Epic music moments that brought Canadians together

Singing together is a bonding experience — and it makes you feel good too!

Even if you can’t carry a tune in a bucket, science says you should still pipe up when people around you start singing. It’s not just for fun—the more you sing with others, the faster you bond with them, and the happier you feel. (So, chances are, even if you sound like nails on a chalkboard, your fellow crooners will be in too good of a mood to care!)

LIVELab in Hamilton, featured in I got Rhythm: The Science of Song is dedicated to studying just why that is. The lab is a research-based performance space where scientists study “music, sound, and movement and their importance in human development and human health.” Researchers there are fascinated by the community experience of music and how it relates to commonly seen behaviours the world over.

SCENE FROM THE FILM: Music brings people together, research at LiveLab in Hamilton

Groups like Toronto’s Choir! Choir! Choir! can attest to the surge in popularity in the feel-good activity. The collective went from a once to twice-weekly drop in event and the organizers “have seen their numbers swell” in the past few years. Though they started small, some 1,500 people showed up to sing “Hallelujah” with Rufus Wainwright during Toronto’s Luminato Festival, and the group has performed with Patti Smith at the Art Gallery of Ontario and with Tegan and Sara at the Juno Awards.

Whether you’re a gifted soprano, or someone who’d rather just hum a few bars, here are some very Canadian moments where the urge to sing took over, then brought people together. And maybe next time you hear a group gearing up to carol or chant, you’ll join in the chorus, too.

The Tragically Hip Concert

Few moments were more emotional on a national scale than the Tragically Hip’s final concert in the summer of 2016 following singer Gord Downie’s diagnosis with terminal brain cancer. Broadcast live by CBC to over 11-million people, the concert allowed almost a third of the country to share in a cathartic musical goodbye with one of Canada’s most beloved groups. Those who couldn’t be in Kingston, where the show took place, gathered all over the country to experience, and sing along, in the company of others. 

Canadians Sing Star Spangled Banner at Leaf’s Game

Sure, we’re a patriotic bunch, but Canadians are always willing to pitch in when our neighbour needs a hand. To wit, when the speaker system cut out in the middle of the “Star Spangled Banner” during a 2014 Toronto Maple Leaf’s game, Canucks chimed in and finished the job together. The home crowd of the Nashville Predators later returned the favour by singing “O Canada”—no microphone malfunction needed.

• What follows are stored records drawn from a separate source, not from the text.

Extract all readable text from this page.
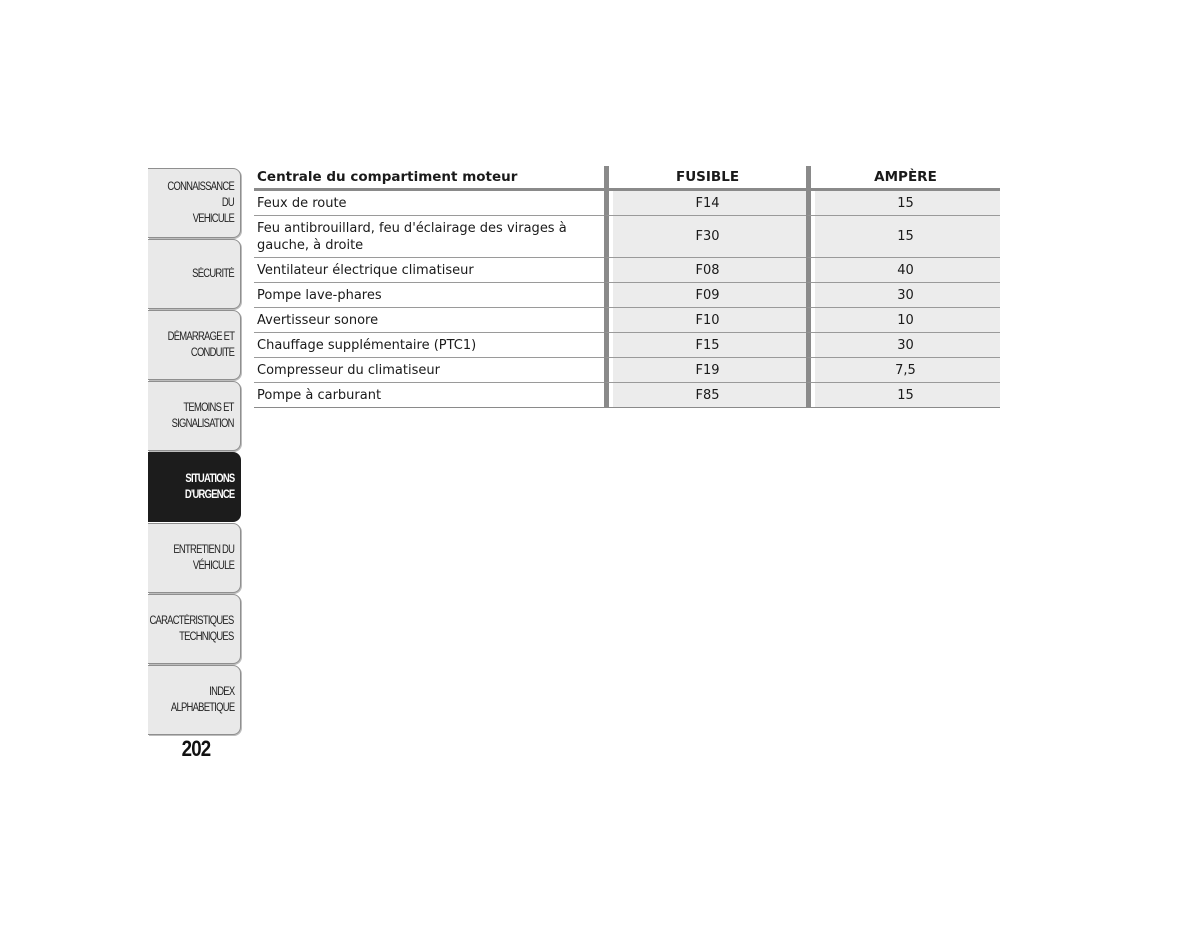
CONNAISSANCE DU
VEHICULE
SÉCURITÉ
DÉMARRAGE ET
CONDUITE
TEMOINS ET
SIGNALISATION
SITUATIONS
D'URGENCE
ENTRETIEN DU
VÉHICULE
CARACTÉRISTIQUES
TECHNIQUES
INDEX
ALPHABETIQUE
202
Centrale du compartiment moteur	FUSIBLE	AMPÈRE
Feux de route	F14	15
Feu antibrouillard, feu d'éclairage des virages à gauche, à droite	F30	15
Ventilateur électrique climatiseur	F08	40
Pompe lave-phares	F09	30
Avertisseur sonore	F10	10
Chauffage supplémentaire (PTC1)	F15	30
Compresseur du climatiseur	F19	7,5
Pompe à carburant	F85	15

Commander Chris Hadfield Leads a Singalong From Space

Singing around a campfire is certainly a nice way to spend an evening, but leading an international singalong from the International Space Station takes it to a whole other level. Canadian astronaut and moustache enthusiast Chris Hadfield led students and participating musicians from around the world in a rendition of his original tune “ISS—Is Somebody Singing?” while hanging in zero-gravity. The out-of-this-world event was in honour of Music Monday, which promotes the benefits of music education for students.

Tears are Not Enough

In the grand tradition of charity singles like “We Are the World,” and “Do They Know It’s Christmas?” a Canadian supergroup banded together to record “Tears Are Not Enough” to raise awareness of the Ethiopian famine. The 1985 single featured artists like Neil Young, Joni Mitchell, the Guess Who, Anne Murray and Bryan Adams, who co-wrote the tune. While the charity song trend eventually died down (even being parodied on 30 Rock) this particular endeavour resulted in a 90-minute documentary and $3.2 million in donations for relief projects in Africa.